Newsweek goes digital-only

English: Cover of the January 16, 1939 issue o...

English: Cover of the January 16, 1939 issue of Newsweek magazine. The issue features Felix Frankfurter on the cover. The issue cost 10 cents. (Photo credit: Wikipedia)

 

Depending on who you talk to, Newsweek has become either a trailblazer in the future of magazine journalism or the most recent victim of a challenged news industry. When Newsweek announced it would end printing its weekly magazine at the end of the year and go digital-only, it sparked a headline in every major publication in the country. Some said Newseek was dead. Others said it was reborn. Tina Brown, editor-in-chief of the Newsweek/Daily Beast Company, and Baba Shetty, its CEO, wrote in a statement on The Daily Beast: “In our judgment, we have reached a tipping point at which we can most efficiently and effectively reach our readers in all-digital format.” The new version will be called Newsweek Global and will be available via paid subscription on the web and in e-readers. The business will continue its events division as well.

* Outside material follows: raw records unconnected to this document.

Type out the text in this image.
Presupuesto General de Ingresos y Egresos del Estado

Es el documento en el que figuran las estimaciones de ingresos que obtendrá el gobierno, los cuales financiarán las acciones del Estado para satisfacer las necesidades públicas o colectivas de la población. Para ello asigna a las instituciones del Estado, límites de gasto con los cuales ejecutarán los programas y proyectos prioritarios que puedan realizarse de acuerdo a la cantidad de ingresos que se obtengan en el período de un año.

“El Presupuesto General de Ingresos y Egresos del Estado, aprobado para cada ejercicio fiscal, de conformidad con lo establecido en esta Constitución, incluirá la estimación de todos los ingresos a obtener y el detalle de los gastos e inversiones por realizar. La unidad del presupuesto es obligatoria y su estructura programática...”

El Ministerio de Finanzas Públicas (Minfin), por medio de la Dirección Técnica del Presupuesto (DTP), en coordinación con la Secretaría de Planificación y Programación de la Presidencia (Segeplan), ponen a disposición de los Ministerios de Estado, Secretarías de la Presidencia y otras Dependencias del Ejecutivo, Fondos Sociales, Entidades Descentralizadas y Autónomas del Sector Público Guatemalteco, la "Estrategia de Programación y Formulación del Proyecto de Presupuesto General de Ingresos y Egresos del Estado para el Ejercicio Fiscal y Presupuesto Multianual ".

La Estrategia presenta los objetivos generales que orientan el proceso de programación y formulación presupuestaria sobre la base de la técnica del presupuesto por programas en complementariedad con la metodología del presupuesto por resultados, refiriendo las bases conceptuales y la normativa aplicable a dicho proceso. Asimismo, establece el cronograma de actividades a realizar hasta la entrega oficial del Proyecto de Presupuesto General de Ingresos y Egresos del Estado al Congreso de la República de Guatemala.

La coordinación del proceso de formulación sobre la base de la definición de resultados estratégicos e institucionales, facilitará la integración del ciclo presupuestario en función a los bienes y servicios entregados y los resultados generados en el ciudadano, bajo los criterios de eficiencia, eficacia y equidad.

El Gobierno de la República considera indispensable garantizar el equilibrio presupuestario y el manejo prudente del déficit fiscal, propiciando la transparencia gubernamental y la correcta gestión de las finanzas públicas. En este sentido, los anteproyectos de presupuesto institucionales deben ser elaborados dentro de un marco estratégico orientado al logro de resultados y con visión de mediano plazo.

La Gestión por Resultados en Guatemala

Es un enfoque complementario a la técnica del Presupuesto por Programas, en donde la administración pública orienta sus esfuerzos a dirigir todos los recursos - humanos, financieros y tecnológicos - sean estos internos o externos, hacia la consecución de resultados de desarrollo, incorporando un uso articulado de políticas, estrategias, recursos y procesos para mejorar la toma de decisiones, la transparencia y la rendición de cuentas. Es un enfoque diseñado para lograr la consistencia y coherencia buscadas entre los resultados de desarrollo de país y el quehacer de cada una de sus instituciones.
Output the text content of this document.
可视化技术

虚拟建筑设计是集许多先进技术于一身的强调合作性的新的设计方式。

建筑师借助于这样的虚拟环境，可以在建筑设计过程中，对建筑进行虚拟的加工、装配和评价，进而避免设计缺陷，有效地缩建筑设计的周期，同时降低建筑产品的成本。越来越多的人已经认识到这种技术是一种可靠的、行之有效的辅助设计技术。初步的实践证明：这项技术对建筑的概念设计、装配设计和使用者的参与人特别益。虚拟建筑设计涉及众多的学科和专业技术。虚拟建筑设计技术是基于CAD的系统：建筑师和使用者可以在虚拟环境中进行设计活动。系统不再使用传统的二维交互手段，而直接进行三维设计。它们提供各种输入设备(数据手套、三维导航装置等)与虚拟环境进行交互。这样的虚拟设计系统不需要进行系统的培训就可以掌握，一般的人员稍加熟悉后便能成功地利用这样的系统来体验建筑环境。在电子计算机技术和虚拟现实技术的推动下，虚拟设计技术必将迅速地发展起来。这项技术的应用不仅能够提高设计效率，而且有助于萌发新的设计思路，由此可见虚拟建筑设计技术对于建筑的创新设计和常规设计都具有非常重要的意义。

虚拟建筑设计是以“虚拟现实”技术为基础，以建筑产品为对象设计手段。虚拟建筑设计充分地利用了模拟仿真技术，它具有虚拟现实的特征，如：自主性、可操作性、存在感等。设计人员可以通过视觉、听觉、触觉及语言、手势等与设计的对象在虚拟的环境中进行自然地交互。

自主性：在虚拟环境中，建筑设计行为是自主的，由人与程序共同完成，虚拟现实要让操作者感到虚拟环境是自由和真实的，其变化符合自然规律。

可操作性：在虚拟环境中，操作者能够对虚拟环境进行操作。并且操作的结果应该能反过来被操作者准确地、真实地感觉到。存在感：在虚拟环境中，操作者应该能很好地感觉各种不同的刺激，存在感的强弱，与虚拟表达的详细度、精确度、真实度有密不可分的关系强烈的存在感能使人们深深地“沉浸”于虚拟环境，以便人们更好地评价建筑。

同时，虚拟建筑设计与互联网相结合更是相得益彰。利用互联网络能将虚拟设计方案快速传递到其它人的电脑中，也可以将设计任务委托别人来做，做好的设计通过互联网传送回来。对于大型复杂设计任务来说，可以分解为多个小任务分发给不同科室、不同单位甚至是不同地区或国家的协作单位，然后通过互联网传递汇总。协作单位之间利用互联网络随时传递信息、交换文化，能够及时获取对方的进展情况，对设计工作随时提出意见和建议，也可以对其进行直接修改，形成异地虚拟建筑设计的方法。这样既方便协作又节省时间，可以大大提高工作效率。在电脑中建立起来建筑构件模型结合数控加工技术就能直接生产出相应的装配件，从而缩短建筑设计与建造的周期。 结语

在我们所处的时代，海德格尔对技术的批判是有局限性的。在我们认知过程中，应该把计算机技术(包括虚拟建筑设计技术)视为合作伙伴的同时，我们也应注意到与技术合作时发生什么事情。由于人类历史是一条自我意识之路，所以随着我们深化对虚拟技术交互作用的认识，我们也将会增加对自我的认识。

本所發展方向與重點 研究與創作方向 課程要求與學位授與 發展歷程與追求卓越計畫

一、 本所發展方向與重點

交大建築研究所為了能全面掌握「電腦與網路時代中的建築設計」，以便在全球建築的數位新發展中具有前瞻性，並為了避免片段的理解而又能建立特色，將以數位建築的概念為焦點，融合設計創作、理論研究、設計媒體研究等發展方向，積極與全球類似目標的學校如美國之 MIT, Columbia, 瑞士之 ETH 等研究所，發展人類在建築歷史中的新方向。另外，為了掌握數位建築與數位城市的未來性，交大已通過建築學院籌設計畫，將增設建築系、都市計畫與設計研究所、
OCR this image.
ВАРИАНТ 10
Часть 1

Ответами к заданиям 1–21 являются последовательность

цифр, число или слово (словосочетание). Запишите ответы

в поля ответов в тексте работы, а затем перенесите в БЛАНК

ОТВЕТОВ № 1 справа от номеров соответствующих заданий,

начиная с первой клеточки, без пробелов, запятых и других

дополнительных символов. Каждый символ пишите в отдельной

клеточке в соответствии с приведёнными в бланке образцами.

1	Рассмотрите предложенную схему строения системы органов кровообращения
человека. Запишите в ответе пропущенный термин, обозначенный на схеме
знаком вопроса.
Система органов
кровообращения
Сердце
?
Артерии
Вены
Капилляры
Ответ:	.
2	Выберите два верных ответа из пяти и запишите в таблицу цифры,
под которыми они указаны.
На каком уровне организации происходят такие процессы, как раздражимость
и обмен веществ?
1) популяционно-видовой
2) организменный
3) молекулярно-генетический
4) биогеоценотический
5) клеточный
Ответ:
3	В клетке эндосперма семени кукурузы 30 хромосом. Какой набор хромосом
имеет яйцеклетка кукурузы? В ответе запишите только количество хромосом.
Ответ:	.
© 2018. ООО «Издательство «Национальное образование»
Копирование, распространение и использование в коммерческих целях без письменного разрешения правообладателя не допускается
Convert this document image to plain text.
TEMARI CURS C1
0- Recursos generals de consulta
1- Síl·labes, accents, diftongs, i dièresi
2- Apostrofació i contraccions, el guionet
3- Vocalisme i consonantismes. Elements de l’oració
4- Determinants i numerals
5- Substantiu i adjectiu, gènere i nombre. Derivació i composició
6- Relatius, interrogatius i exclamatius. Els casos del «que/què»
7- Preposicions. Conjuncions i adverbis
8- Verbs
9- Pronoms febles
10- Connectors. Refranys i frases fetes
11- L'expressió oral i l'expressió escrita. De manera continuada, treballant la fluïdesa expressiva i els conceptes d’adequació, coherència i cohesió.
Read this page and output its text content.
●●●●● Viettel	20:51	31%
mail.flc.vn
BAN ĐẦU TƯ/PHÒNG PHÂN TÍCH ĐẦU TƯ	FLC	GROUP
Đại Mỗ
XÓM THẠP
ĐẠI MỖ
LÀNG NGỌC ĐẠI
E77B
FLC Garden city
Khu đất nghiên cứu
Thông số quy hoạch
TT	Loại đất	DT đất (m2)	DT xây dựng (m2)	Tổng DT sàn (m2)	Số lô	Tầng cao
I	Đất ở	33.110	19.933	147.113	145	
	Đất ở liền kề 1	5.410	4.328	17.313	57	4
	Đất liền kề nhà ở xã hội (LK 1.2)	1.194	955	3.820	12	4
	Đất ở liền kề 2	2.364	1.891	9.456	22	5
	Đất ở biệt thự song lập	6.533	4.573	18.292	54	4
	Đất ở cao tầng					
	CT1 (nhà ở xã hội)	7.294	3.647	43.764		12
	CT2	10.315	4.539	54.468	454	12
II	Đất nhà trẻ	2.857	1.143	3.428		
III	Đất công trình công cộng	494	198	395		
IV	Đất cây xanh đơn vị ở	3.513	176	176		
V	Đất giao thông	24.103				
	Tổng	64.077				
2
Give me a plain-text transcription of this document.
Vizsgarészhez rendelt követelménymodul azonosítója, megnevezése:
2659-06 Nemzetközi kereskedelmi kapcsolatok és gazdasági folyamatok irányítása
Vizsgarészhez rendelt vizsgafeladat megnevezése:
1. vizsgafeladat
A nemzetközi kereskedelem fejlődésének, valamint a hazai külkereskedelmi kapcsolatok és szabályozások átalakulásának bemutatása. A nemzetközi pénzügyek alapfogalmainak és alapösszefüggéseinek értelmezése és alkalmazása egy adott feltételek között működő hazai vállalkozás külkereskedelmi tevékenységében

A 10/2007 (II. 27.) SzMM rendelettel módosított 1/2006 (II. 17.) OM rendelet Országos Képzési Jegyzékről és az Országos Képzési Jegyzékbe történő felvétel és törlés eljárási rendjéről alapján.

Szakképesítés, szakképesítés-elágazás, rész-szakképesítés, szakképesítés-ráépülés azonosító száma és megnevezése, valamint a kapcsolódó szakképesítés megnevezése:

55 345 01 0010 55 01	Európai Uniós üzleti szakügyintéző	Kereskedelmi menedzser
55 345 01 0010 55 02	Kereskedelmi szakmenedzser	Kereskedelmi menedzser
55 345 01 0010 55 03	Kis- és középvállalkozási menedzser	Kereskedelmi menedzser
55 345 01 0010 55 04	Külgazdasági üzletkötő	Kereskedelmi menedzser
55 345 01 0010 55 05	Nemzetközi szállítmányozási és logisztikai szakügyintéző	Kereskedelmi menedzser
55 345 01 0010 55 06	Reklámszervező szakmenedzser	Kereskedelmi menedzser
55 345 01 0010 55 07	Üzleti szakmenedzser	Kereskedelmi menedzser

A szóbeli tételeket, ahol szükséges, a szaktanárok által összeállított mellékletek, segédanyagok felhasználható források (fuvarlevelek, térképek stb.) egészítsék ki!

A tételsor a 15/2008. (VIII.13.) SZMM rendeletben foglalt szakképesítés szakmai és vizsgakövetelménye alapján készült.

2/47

The move says something big about magazine journalism in general and newsweeklies specifically. As Emma Bazilian pointed out in an AdWeek piece: “After Newsweek, Is Writing on Wall for Newsweeklies?” At the recent American Magazine Conference in San Francisco, newsweeklies were considered as being on the frontline for digital disruption in the magazine business. According to a New York Times story, Newsweek’s total paid circulation in 2001 topped 3,158,480. By June of this year, circulation had fallen by more than half to 1,527,157. But then there’s the opportunity that cutting that kind of business – the kind that relies on print circulation – helps put the focus on the future. Brown noted in her statement that The Daily Beast is up to more than 15 million unique visitors a month – a 70 percent increase in the last year. She attributes the traffic jump to “Newsweek’s strong original journalism.” She wrote, “It is important that we underscore what this digital transition means and, as importantly, what it does not. We are transitioning Newsweek, not saying goodbye to it.”